En conjunto, esto significa que millones pueden perder su atención médica y el acceso al derecho al aborto. Significa que las parejas del mismo sexo podrían ser despojadas de derechos que ni siquiera deberían ser debatidos para empezar.

Ningún juez tiene la garantía de fallar de cierta manera, pero hay más que suficiente evidencia para hacer una conjetura informada sobre cómo gobernará, y también para preguntarse si su capacidad para decidir asuntos de manera justa se ve comprometida dada su confirmación rápida y objetivamente injusta.
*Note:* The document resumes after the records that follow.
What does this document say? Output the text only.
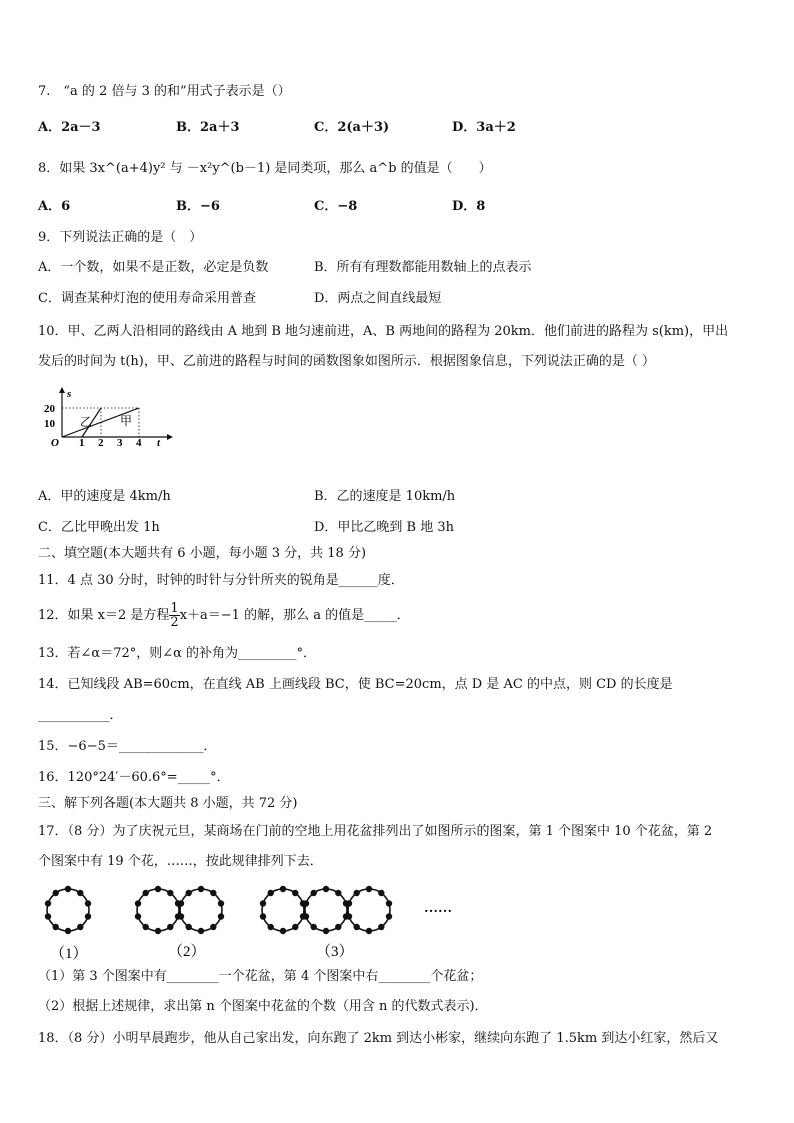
7.　“a 的 2 倍与 3 的和”用式子表示是（）
A．2a－3	B．2a＋3	C．2(a＋3)	D．3a＋2
8．如果 3x^(a+4)y² 与 －x²y^(b－1) 是同类项，那么 a^b 的值是（　　）
A．6	B．−6	C．−8	D．8
9．下列说法正确的是（　）
A．一个数，如果不是正数，必定是负数	B．所有有理数都能用数轴上的点表示
C．调查某种灯泡的使用寿命采用普查	D．两点之间直线最短
10．甲、乙两人沿相同的路线由 A 地到 B 地匀速前进，A、B 两地间的路程为 20km．他们前进的路程为 s(km)，甲出
发后的时间为 t(h)，甲、乙前进的路程与时间的函数图象如图所示．根据图象信息，下列说法正确的是（ ）
s
t
O
20
10
1 2 3 4
乙 甲
A．甲的速度是 4km/h	B．乙的速度是 10km/h
C．乙比甲晚出发 1h	D．甲比乙晚到 B 地 3h
二、填空题(本大题共有 6 小题，每小题 3 分，共 18 分)
11．4 点 30 分时，时钟的时针与分针所夹的锐角是______度．
12．如果 x＝2 是方程 $\frac{1}{2} x+a=-1$ 的解，那么 a 的值是_____．
13．若∠α＝72°，则∠α 的补角为_________°．
14．已知线段 AB=60cm，在直线 AB 上画线段 BC，使 BC=20cm，点 D 是 AC 的中点，则 CD 的长度是
___________．
15．−6−5＝_____________．
16．120°24′－60.6°=_____°．
三、解下列各题(本大题共 8 小题，共 72 分)
17．（8 分）为了庆祝元旦，某商场在门前的空地上用花盆排列出了如图所示的图案，第 1 个图案中 10 个花盆，第 2
个图案中有 19 个花，……，按此规律排列下去．
（1）	（2）	（3）
……
（1）第 3 个图案中有________一个花盆，第 4 个图案中右________个花盆；
（2）根据上述规律，求出第 n 个图案中花盆的个数（用含 n 的代数式表示)．
18．（8 分）小明早晨跑步，他从自己家出发，向东跑了 2km 到达小彬家，继续向东跑了 1.5km 到达小红家，然后又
La confirmación de la juez Amy Coney Barrett se siente como una pérdida, pero no debería ser una razón para rendirse. Como votantes, no estamos indefensos. Su confirmación es un recordatorio de que la votación es importante. Poner en marcha líderes que valoren la justicia es importante. Su confirmación es otro recordatorio de que tenemos una voz y que podemos hacerla oír. Perdimos la lucha por este escaño, pero no hemos perdido esta elección. Por favor vota.